Joel Baker, founder of The American Giant Museum, discovers long-lost Macon landmark in Jones County woods on March 14, 2024.
Joel Baker, founder of The American Giant Museum, discovers long-lost Macon landmark in Jones County woods on March 14, 2024.

Macon giant making history

During the ‘60s and ‘70s, Muffler Men grew to be the pinnacle of outdoor advertising for automotive and retail businesses.

International Fiberglass, a fiberglass molding company in California, delivered the cowboy statue to Macon in the late ‘60s. One of its first iconic roles was at the Phillips 66 Gas Station on Hartley Bridge Road, Baker said.

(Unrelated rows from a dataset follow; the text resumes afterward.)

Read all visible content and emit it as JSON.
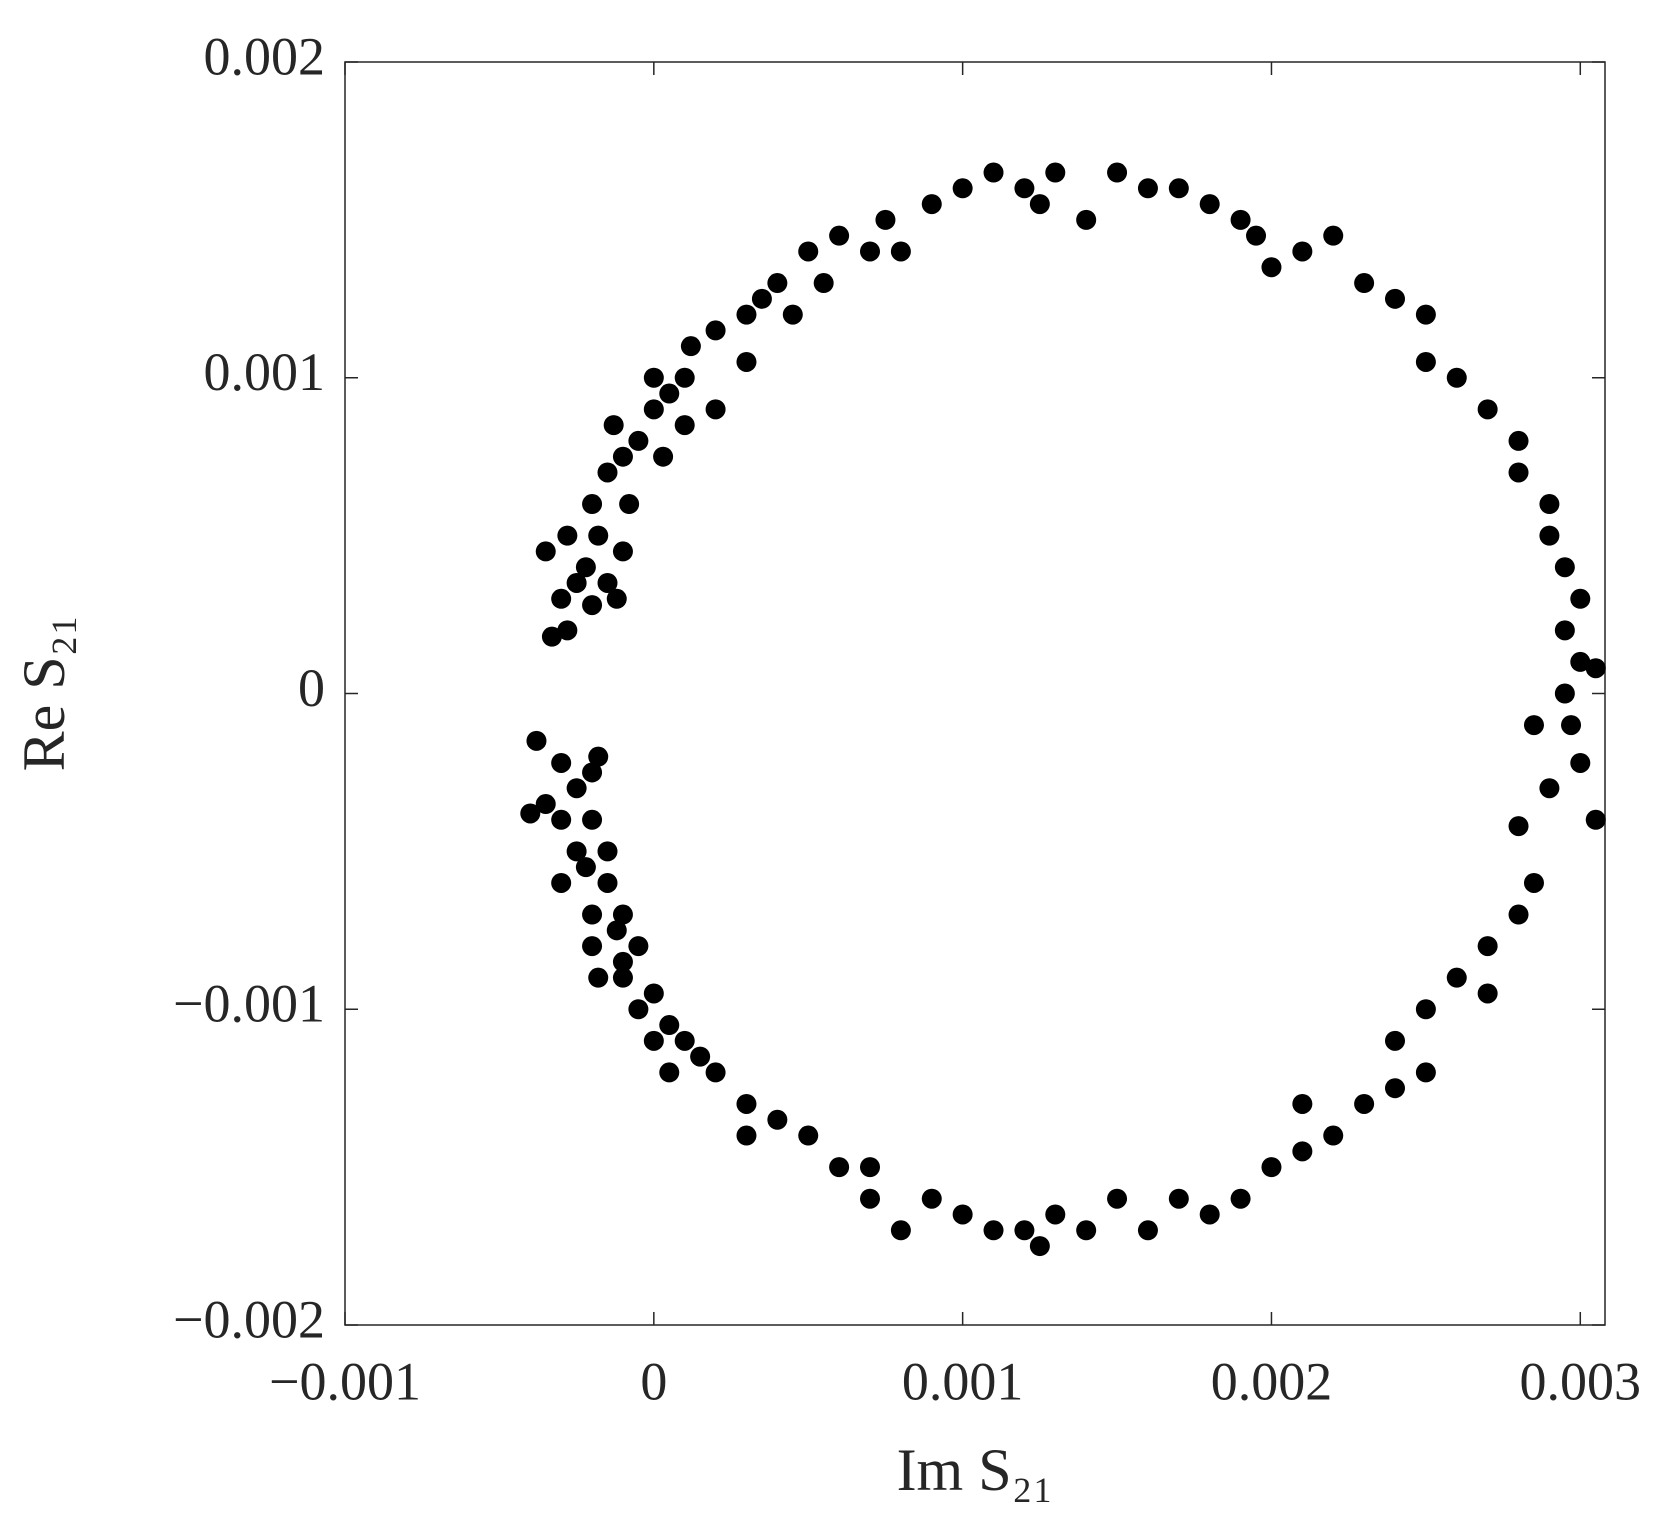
{
  "chart_data": {
    "type": "scatter",
    "xlabel": "Im S₂₁",
    "ylabel": "Re S₂₁",
    "color": "#000000",
    "xlim": [
      -0.001,
      0.00308
    ],
    "ylim": [
      -0.002,
      0.002
    ],
    "xticks": [
      {
        "value": -0.001,
        "label": "−0.001"
      },
      0,
      0.001,
      0.002,
      0.003
    ],
    "yticks": [
      {
        "value": -0.002,
        "label": "−0.002"
      },
      {
        "value": -0.001,
        "label": "−0.001"
      },
      0,
      0.001,
      0.002
    ],
    "x": [
      -0.00035,
      -0.00033,
      -0.00028,
      -0.0003,
      -0.00025,
      -0.00028,
      -0.00022,
      -0.0002,
      -0.00018,
      -0.00015,
      -0.0002,
      -0.00012,
      -0.0001,
      -0.00015,
      -8e-05,
      -0.0001,
      -5e-05,
      -0.00013,
      0,
      3e-05,
      5e-05,
      0,
      0.0001,
      0.0001,
      0.0002,
      0.00012,
      0.0002,
      0.0003,
      0.0003,
      0.00035,
      0.00045,
      0.0004,
      0.0005,
      0.00055,
      0.0006,
      0.0007,
      0.00075,
      0.0008,
      0.0009,
      0.001,
      0.0011,
      0.0012,
      0.00125,
      0.0013,
      0.0014,
      0.0015,
      0.0016,
      0.0017,
      0.0018,
      0.0019,
      0.00195,
      0.002,
      0.0021,
      0.0022,
      0.0023,
      0.0024,
      0.0025,
      0.0025,
      0.0026,
      0.0027,
      0.0028,
      0.0028,
      0.0029,
      0.0029,
      0.00295,
      0.003,
      0.00295,
      0.003,
      0.00305,
      0.00295,
      0.00297,
      0.00285,
      0.003,
      0.0029,
      0.00305,
      0.0028,
      0.00285,
      0.0028,
      0.0027,
      0.0026,
      0.0027,
      0.0025,
      0.0024,
      0.0025,
      0.0024,
      0.0023,
      0.0022,
      0.0021,
      0.0021,
      0.002,
      0.0019,
      0.0018,
      0.0017,
      0.0016,
      0.0015,
      0.0014,
      0.0013,
      0.0012,
      0.00125,
      0.0011,
      0.001,
      0.0009,
      0.0008,
      0.0007,
      0.0006,
      0.0005,
      0.0004,
      0.0003,
      0.0002,
      0.00015,
      0.0001,
      5e-05,
      0,
      0,
      -5e-05,
      -0.0001,
      -5e-05,
      -0.00012,
      -0.0002,
      -0.0001,
      -0.00015,
      -0.0002,
      -0.0003,
      -0.00025,
      -0.0002,
      -0.0003,
      -0.00035,
      -0.0004,
      -0.00025,
      -0.0002,
      -0.0003,
      -0.00038,
      -0.00018,
      -0.00015,
      -0.00022,
      -0.0001,
      -0.00018,
      5e-05,
      0.0003,
      0.0007
    ],
    "values": [
      0.00045,
      0.00018,
      0.0002,
      0.0003,
      0.00035,
      0.0005,
      0.0004,
      0.0006,
      0.0005,
      0.00035,
      0.00028,
      0.0003,
      0.00045,
      0.0007,
      0.0006,
      0.00075,
      0.0008,
      0.00085,
      0.0009,
      0.00075,
      0.00095,
      0.001,
      0.001,
      0.00085,
      0.0009,
      0.0011,
      0.00115,
      0.00105,
      0.0012,
      0.00125,
      0.0012,
      0.0013,
      0.0014,
      0.0013,
      0.00145,
      0.0014,
      0.0015,
      0.0014,
      0.00155,
      0.0016,
      0.00165,
      0.0016,
      0.00155,
      0.00165,
      0.0015,
      0.00165,
      0.0016,
      0.0016,
      0.00155,
      0.0015,
      0.00145,
      0.00135,
      0.0014,
      0.00145,
      0.0013,
      0.00125,
      0.0012,
      0.00105,
      0.001,
      0.0009,
      0.0008,
      0.0007,
      0.0006,
      0.0005,
      0.0004,
      0.0003,
      0.0002,
      0.0001,
      8e-05,
      0,
      -0.0001,
      -0.0001,
      -0.00022,
      -0.0003,
      -0.0004,
      -0.00042,
      -0.0006,
      -0.0007,
      -0.0008,
      -0.0009,
      -0.00095,
      -0.001,
      -0.0011,
      -0.0012,
      -0.00125,
      -0.0013,
      -0.0014,
      -0.0013,
      -0.00145,
      -0.0015,
      -0.0016,
      -0.00165,
      -0.0016,
      -0.0017,
      -0.0016,
      -0.0017,
      -0.00165,
      -0.0017,
      -0.00175,
      -0.0017,
      -0.00165,
      -0.0016,
      -0.0017,
      -0.0016,
      -0.0015,
      -0.0014,
      -0.00135,
      -0.0013,
      -0.0012,
      -0.00115,
      -0.0011,
      -0.00105,
      -0.0011,
      -0.00095,
      -0.001,
      -0.0009,
      -0.0008,
      -0.00075,
      -0.0008,
      -0.0007,
      -0.0006,
      -0.0007,
      -0.0006,
      -0.0005,
      -0.0004,
      -0.0004,
      -0.00035,
      -0.00038,
      -0.0003,
      -0.00025,
      -0.00022,
      -0.00015,
      -0.0002,
      -0.0005,
      -0.00055,
      -0.00085,
      -0.0009,
      -0.0012,
      -0.0014,
      -0.0015
    ]
  }
}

Mr. Finance Giant relocated from south Macon to downtown Macon before expanding to Warner Robins, Baker said.

In the early 80s, Dennis Lockaby, Macon native and owner of C&L Motor Co. on Eisenhower Parkway, purchased the the western giant and refurbished it into a captain figurine after his own nickname, “Captain.”

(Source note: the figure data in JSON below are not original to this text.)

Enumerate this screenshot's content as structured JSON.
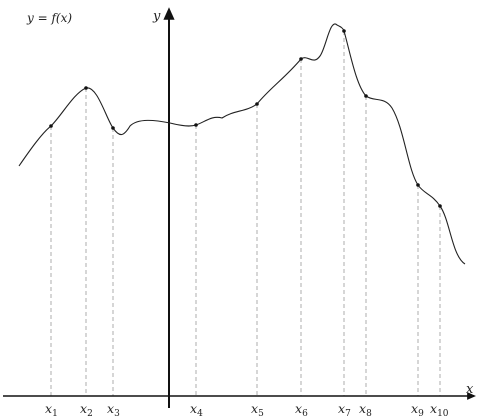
{
  "function_label": "y = f(x)",
  "axes": {
    "y_label": "y",
    "x_label": "x"
  },
  "points": [
    {
      "name": "x",
      "sub": "1"
    },
    {
      "name": "x",
      "sub": "2"
    },
    {
      "name": "x",
      "sub": "3"
    },
    {
      "name": "x",
      "sub": "4"
    },
    {
      "name": "x",
      "sub": "5"
    },
    {
      "name": "x",
      "sub": "6"
    },
    {
      "name": "x",
      "sub": "7"
    },
    {
      "name": "x",
      "sub": "8"
    },
    {
      "name": "x",
      "sub": "9"
    },
    {
      "name": "x",
      "sub": "10"
    }
  ]
}
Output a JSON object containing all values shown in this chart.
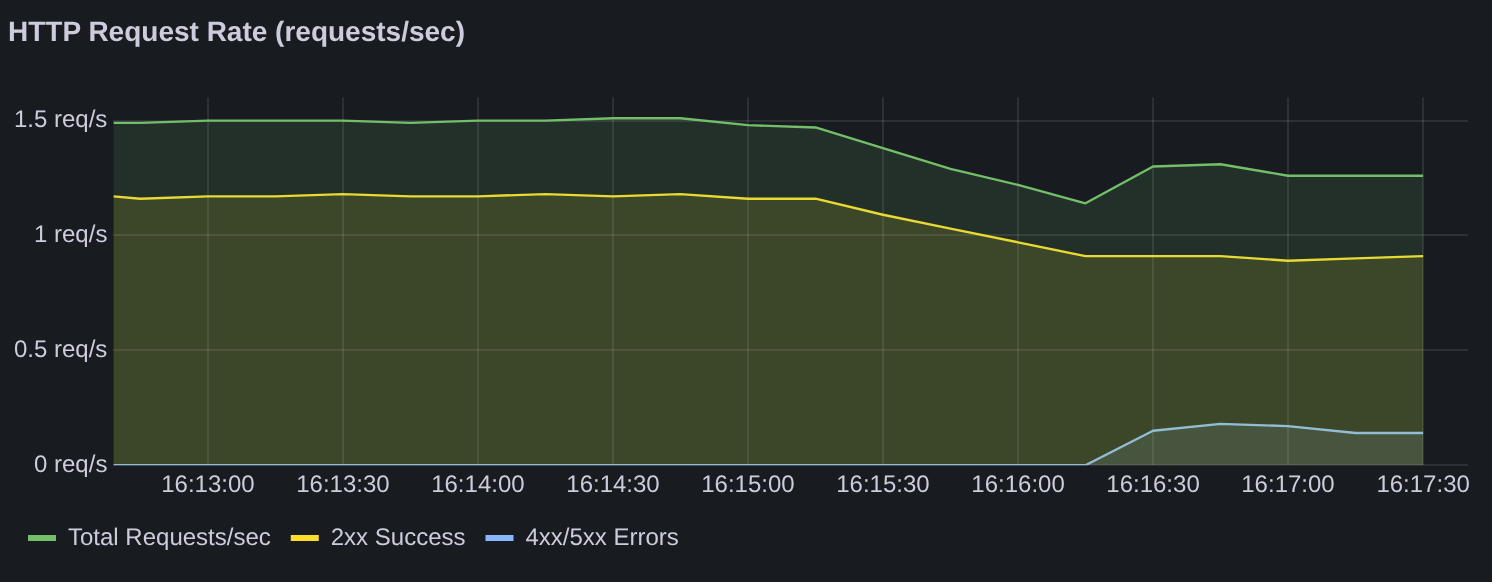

Long-lost Macon landmark, Mr. Finance Giant, was found in Jones County woods on March 14, 2024.
Long-lost Macon landmark, Mr. Finance Giant, was found in Jones County woods on March 14, 2024.

Dennis wanted the giant to attract attention to his sales lot, but the statue became a problem for the Macon-Bibb County Planning and Zoning Commission, Baker said.

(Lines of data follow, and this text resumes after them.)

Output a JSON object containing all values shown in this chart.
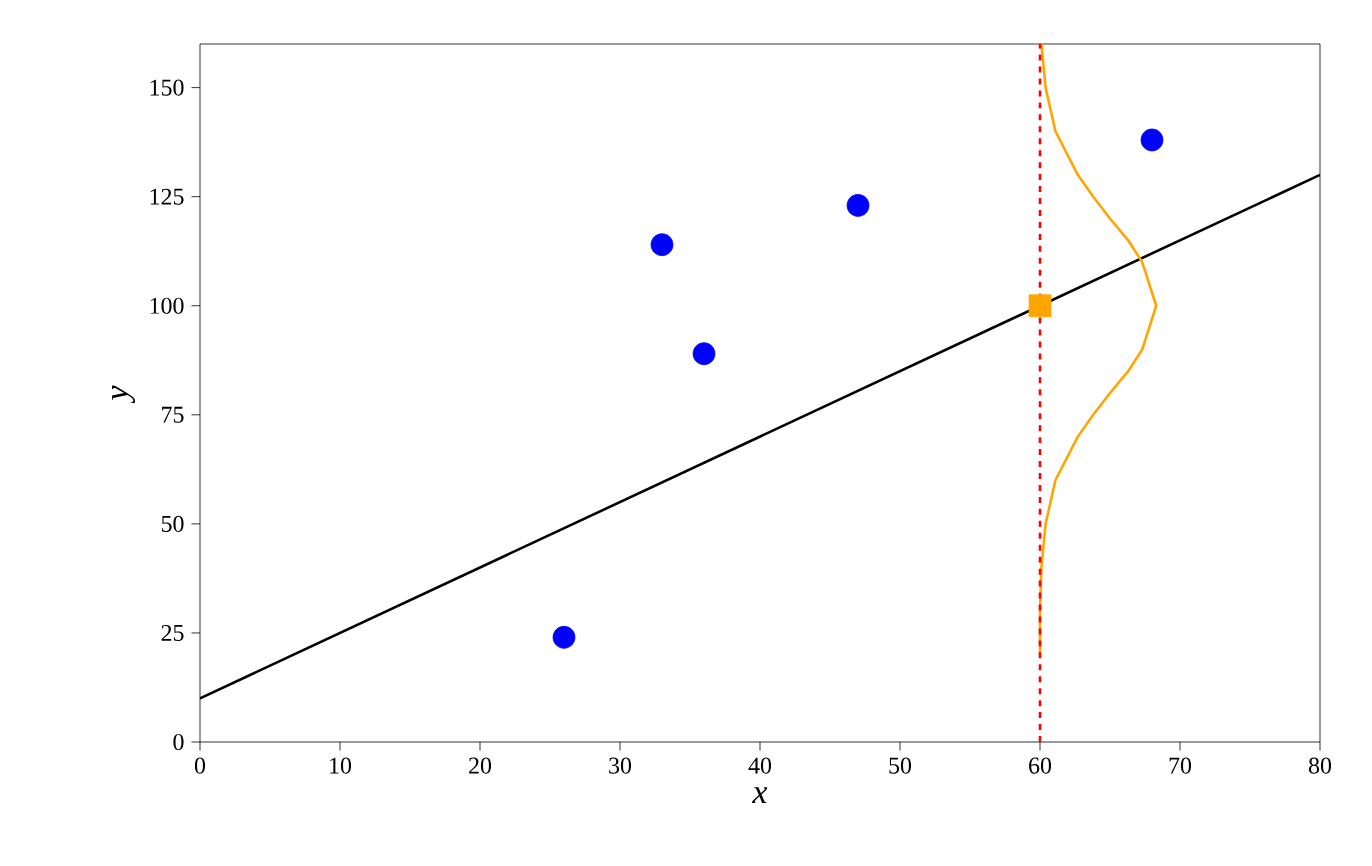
{
  "chart_data": {
    "type": "scatter",
    "xlabel": "x",
    "ylabel": "y",
    "xlim": [
      0,
      80
    ],
    "xticks": [
      0,
      10,
      20,
      30,
      40,
      50,
      60,
      70,
      80
    ],
    "ylim": [
      0,
      160
    ],
    "yticks": [
      0,
      25,
      50,
      75,
      100,
      125,
      150
    ],
    "series": [
      {
        "type": "line",
        "color": "#000000",
        "marker": "none",
        "line_style": "solid",
        "x": [
          0,
          80
        ],
        "values": [
          10,
          130
        ]
      },
      {
        "type": "line",
        "color": "#ffa500",
        "marker": "none",
        "line_style": "solid",
        "x": [
          60.0,
          60.0,
          60.1,
          60.4,
          61.1,
          62.7,
          63.8,
          65.0,
          66.3,
          67.3,
          68.3,
          67.3,
          66.3,
          65.0,
          63.8,
          62.7,
          61.1,
          60.4,
          60.1
        ],
        "values": [
          20,
          30,
          40,
          50,
          60,
          70,
          75,
          80,
          85,
          90,
          100,
          110,
          115,
          120,
          125,
          130,
          140,
          150,
          160
        ]
      },
      {
        "color": "#0000ff",
        "marker": "circle",
        "x": [
          26,
          33,
          36,
          47,
          68
        ],
        "values": [
          24,
          114,
          89,
          123,
          138
        ]
      },
      {
        "color": "#ffa500",
        "marker": "square",
        "x": [
          60
        ],
        "values": [
          100
        ]
      }
    ],
    "ref_lines": [
      {
        "axis": "x",
        "value": 60,
        "color": "#ff0000",
        "line_style": "dashed"
      }
    ]
  }
}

“He got in the newspapers quite a bit because they were always fighting about zoning laws. Back in the ‘70s, a lot of people thought of these big giants as eyesores,” he said.

The commission said the giant was over the limit on the number of square feet a business could have in signs, per local zoning regulations at the time, he added.

“Every time I moved the man, I had the Planning and Zoning Commission jumping on me,” Lockaby told Telegraph reporters in November 1984.

Dave Distler, a former genealogist and valuable asset of the giant’s recovery, said the Highway Beautification Project of 1965, which was led by First Ladby Bird Johnson during Lyndon B. Johnson’s presidency, played a role in the regulation of outdoor advertising, including removal of certain signs like the Muffler Men on Route 66.

“Unfortunately for the Muffler Men, the closest thing they could be described as was a sign to advertise the businesses,” Distler said.

Finding that giant

Distler agreed to help Baker track the giant down in late February. He immediately began researching and communicating with Middle Georgia residents on Facebook.

Within a week, he struck gold and connected with Walt Reynolds, a Milledgeville native who said the towering giant had been sitting on his late grandfather’s property for over 20 years.

“It was kind of shocking to me actually because to some extent it was like a needle in a haystack,” Distler said. “A lot of things had to line up exactly for this to happen in only five days. I still can’t believe it.”

Reynolds recalled his grandfather collecting a large number of antiques and keeping them at the family farm in Jones County.

“Anyone else would have thought of it as a junkyard, but to us it was where we spent our weekends running through the woods and exploring his old cars,” Reynolds said. “The giant just sat back there in the back with the rest of the junk.”

Long-lost Macon landmark, Mr. Finance Giant, was found in Jones County woods on March 14, 2024.
Long-lost Macon landmark, Mr. Finance Giant, was found in Jones County woods on March 14, 2024.

It’s far from junk to Baker, who said his second passion is restoring the vintage giants and adding them to his collection at The American Giant Museum, a tourist attraction of Muffler Men on Route 66 in Illinois.

Mr. Finance Giant ranks as Baker’s seventh recovered item. He said the cowboy has been the second-worst fiberglass giant he had to restore.

“He was in rough shape,” he said. “A few more years out there, and he would’ve been pretty much gone.”

Reynolds agreed to sell the statue to Baker, who said that it is rare to find and obtain the historic landmarks because families typically want to keep them.

“I’m glad to see that this hunk of fiberglass is going to be restored and going to be enjoyed. Hopefully, it lasts for another 60 or 70 years for people to understand more about the history of these great mid-century monuments,” Reynolds said.